The world’s largest cryptocurrency was standing at $45,500 (£32,000) on Tuesday, but tumbled below $35,000 (£25,000) yesterday.
Other cryptocurrencies followed suit, with Ethereum and Dogecoin also losing more than a fifth of their value.
The last two weeks have brought the crypto market back to earth after a roaring start to 2021.
Bitcoin is still worth four times what it was at this time last year, but the crash – which has been caused by a Chinese crackdown on cryptocurrency – has some market analysts and investors concerned.
Why has cryptocurrency fallen?
On Wednesday, Chinese regulators stepped up efforts to crack down on financial institutions offering crypto services.
In a joint statement published on the People’s Bank of China’s WeChat account, banking and internet industry associations said that financial institutions should not accept cryptocurrencies as payment or offer services related to them.
“Recently, cryptocurrency prices have skyrocketed and plummeted and speculative trading of cryptocurrency has rebounded, seriously infringing on the safety of people’s property and disrupting the normal economic and financial order,” it said.
It added that cryptocurrency is not real currency and “should not and cannot be used as currency in the market”.
The move comes as China gears up to launch its own digital currency. Many see the crackdown on existing cryptocurrencies as an attempt to limit competition.
The Chinese Government is planning to create a digital renminbi, which would allow the central bank to track all transactions as they happen.

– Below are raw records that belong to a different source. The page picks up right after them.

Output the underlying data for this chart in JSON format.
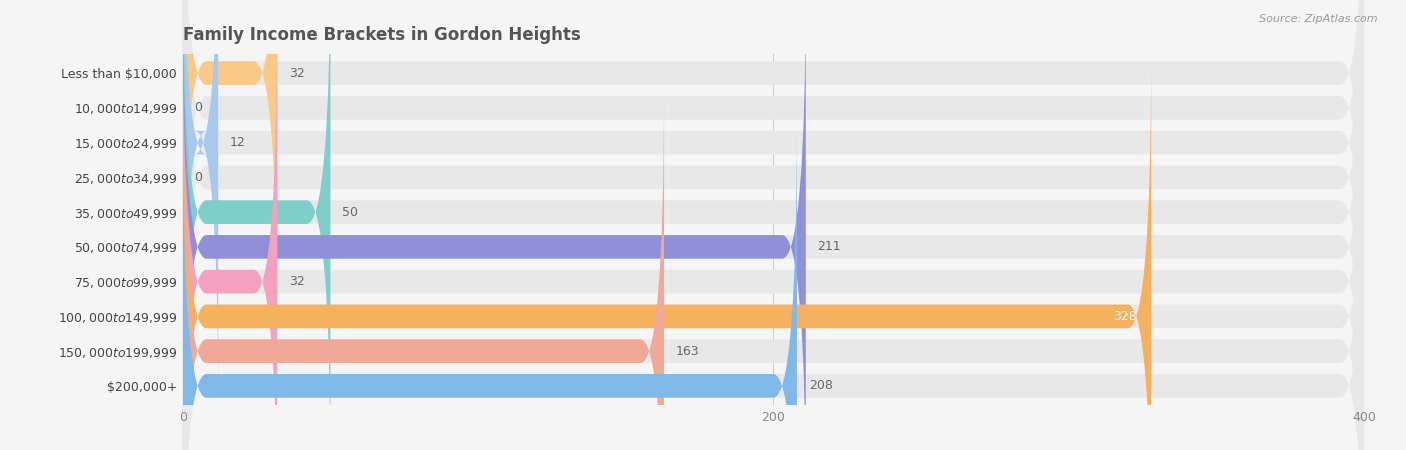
{
  "title": "Family Income Brackets in Gordon Heights",
  "source": "Source: ZipAtlas.com",
  "categories": [
    "Less than $10,000",
    "$10,000 to $14,999",
    "$15,000 to $24,999",
    "$25,000 to $34,999",
    "$35,000 to $49,999",
    "$50,000 to $74,999",
    "$75,000 to $99,999",
    "$100,000 to $149,999",
    "$150,000 to $199,999",
    "$200,000+"
  ],
  "values": [
    32,
    0,
    12,
    0,
    50,
    211,
    32,
    328,
    163,
    208
  ],
  "bar_colors": [
    "#f9c98a",
    "#f4a0a0",
    "#a8c8f0",
    "#d4a8d4",
    "#7ececa",
    "#9090d8",
    "#f4a0c0",
    "#f5b060",
    "#f0a898",
    "#80b8e8"
  ],
  "background_color": "#f5f5f5",
  "bar_bg_color": "#e8e8e8",
  "xlim": [
    0,
    400
  ],
  "xticks": [
    0,
    200,
    400
  ],
  "title_fontsize": 12,
  "label_fontsize": 9,
  "value_fontsize": 9
}
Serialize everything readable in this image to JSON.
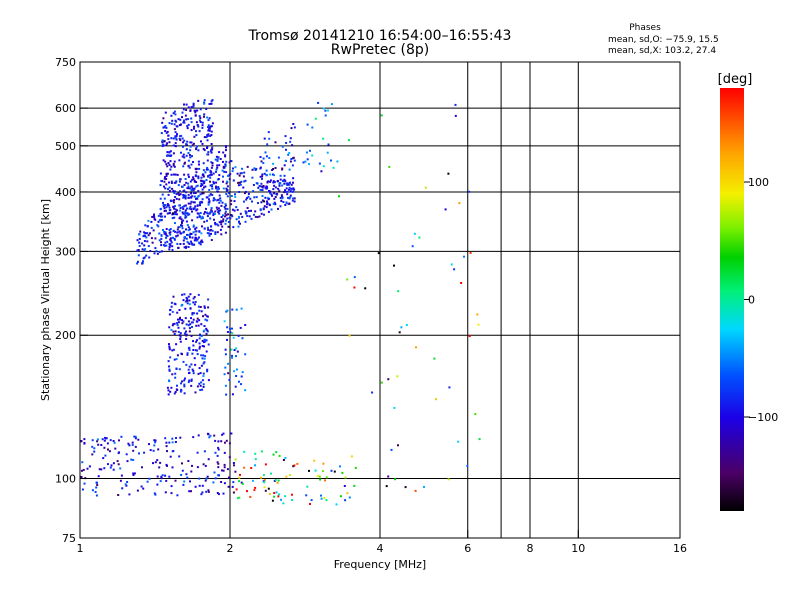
{
  "chart_data": {
    "type": "scatter",
    "title": "Tromsø 20141210 16:54:00–16:55:43",
    "subtitle": "RwPretec (8p)",
    "xlabel": "Frequency [MHz]",
    "ylabel": "Stationary phase Virtual Height [km]",
    "x_scale": "log",
    "y_scale": "log",
    "xlim": [
      1,
      16
    ],
    "ylim": [
      75,
      750
    ],
    "x_ticks": [
      1,
      2,
      4,
      6,
      8,
      10,
      16
    ],
    "x_tick_labels": [
      "1",
      "2",
      "4",
      "6",
      "8",
      "10",
      "16"
    ],
    "x_gridlines": [
      2,
      4,
      6,
      7,
      8,
      10
    ],
    "y_ticks": [
      75,
      100,
      200,
      300,
      400,
      500,
      600,
      750
    ],
    "y_tick_labels": [
      "75",
      "100",
      "200",
      "300",
      "400",
      "500",
      "600",
      "750"
    ],
    "y_gridlines": [
      100,
      200,
      300,
      400,
      500,
      600
    ],
    "grid": true,
    "phase_stats": {
      "heading": "Phases",
      "line_o": "mean, sd,O: −75.9, 15.5",
      "line_x": "mean, sd,X: 103.2, 27.4"
    },
    "colorbar": {
      "label": "[deg]",
      "range": [
        -180,
        180
      ],
      "ticks": [
        100,
        0,
        -100
      ],
      "tick_labels": [
        "100",
        "0",
        "−100"
      ]
    },
    "clusters": [
      {
        "kind": "band",
        "fmin": 1.45,
        "fmax": 1.85,
        "hmin_start": 300,
        "hmin_end": 310,
        "hmax_start": 590,
        "hmax_end": 640,
        "n": 520,
        "phase_mean": -95,
        "phase_sd": 18
      },
      {
        "kind": "band",
        "fmin": 1.3,
        "fmax": 2.0,
        "hmin_start": 280,
        "hmin_end": 330,
        "hmax_start": 330,
        "hmax_end": 520,
        "n": 260,
        "phase_mean": -90,
        "phase_sd": 22
      },
      {
        "kind": "band",
        "fmin": 1.85,
        "fmax": 2.7,
        "hmin_start": 320,
        "hmin_end": 380,
        "hmax_start": 480,
        "hmax_end": 420,
        "n": 260,
        "phase_mean": -95,
        "phase_sd": 25
      },
      {
        "kind": "band",
        "fmin": 2.3,
        "fmax": 2.7,
        "hmin_start": 380,
        "hmin_end": 380,
        "hmax_start": 530,
        "hmax_end": 560,
        "n": 70,
        "phase_mean": -90,
        "phase_sd": 25
      },
      {
        "kind": "band",
        "fmin": 1.5,
        "fmax": 1.82,
        "hmin_start": 150,
        "hmin_end": 152,
        "hmax_start": 240,
        "hmax_end": 250,
        "n": 230,
        "phase_mean": -95,
        "phase_sd": 20
      },
      {
        "kind": "band",
        "fmin": 1.95,
        "fmax": 2.15,
        "hmin_start": 150,
        "hmin_end": 150,
        "hmax_start": 230,
        "hmax_end": 230,
        "n": 45,
        "phase_mean": -70,
        "phase_sd": 30
      },
      {
        "kind": "band",
        "fmin": 1.0,
        "fmax": 2.05,
        "hmin_start": 92,
        "hmin_end": 92,
        "hmax_start": 122,
        "hmax_end": 125,
        "n": 220,
        "phase_mean": -100,
        "phase_sd": 25
      },
      {
        "kind": "band",
        "fmin": 2.05,
        "fmax": 3.6,
        "hmin_start": 88,
        "hmin_end": 88,
        "hmax_start": 115,
        "hmax_end": 112,
        "n": 90,
        "phase_mean": 40,
        "phase_sd": 120
      },
      {
        "kind": "band",
        "fmin": 2.8,
        "fmax": 3.3,
        "hmin_start": 430,
        "hmin_end": 450,
        "hmax_start": 620,
        "hmax_end": 620,
        "n": 25,
        "phase_mean": -40,
        "phase_sd": 40
      },
      {
        "kind": "band",
        "fmin": 3.2,
        "fmax": 6.4,
        "hmin_start": 90,
        "hmin_end": 90,
        "hmax_start": 620,
        "hmax_end": 620,
        "n": 55,
        "phase_mean": -10,
        "phase_sd": 130
      }
    ]
  }
}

Bitcoin also suffered an initial crash last week, after Elon Musk raised environmental concerns about the cryptocurrency and said Tesla would no longer be accepting payments in Bitcoin.
Musk has frequently shown an ability to move the crpto market with social media posts – a marker of its volatility.
Can it recover?
Cryptocurrency is known for falling and recovering – this has happened to Bitcoin many times before.
The volatility of the market makes it almost impossible to predict. It could recover and rise above previous record highs, or it could crash and never come back.
This is why cryptocurrency is a risky investment, and you should only ever put in what you can afford to lose.
Analysts at JPMorgan have said “institutional investors appear to be shifting away from bitcoin and back into traditional gold”.
Meanwhile Henri Arslanian, global head of crypto at PwC consultants, told the Financial Times other regulators could follow in China’s footsteps and come down hard on the crypto market.
“I would not be surprised to see other regulators and policymakers do the same over the coming weeks as they warn investors over the risks of speculative trading or crypto market volatility,” he said.
“The reality is that we are seeing the continuous entry of institutional players and institutional investors in this space and that is unlikely to slow down anytime soon.”
Neil Wilson of Markets.com told BBC News: “China has for some time been putting pressure on the crypto space, but this marks an intensification – other countries might follow now as central banks make strides towards their own digital currencies.
“Until now, Western regulators have been pretty relaxed about Bitcoin, but this might change soon.”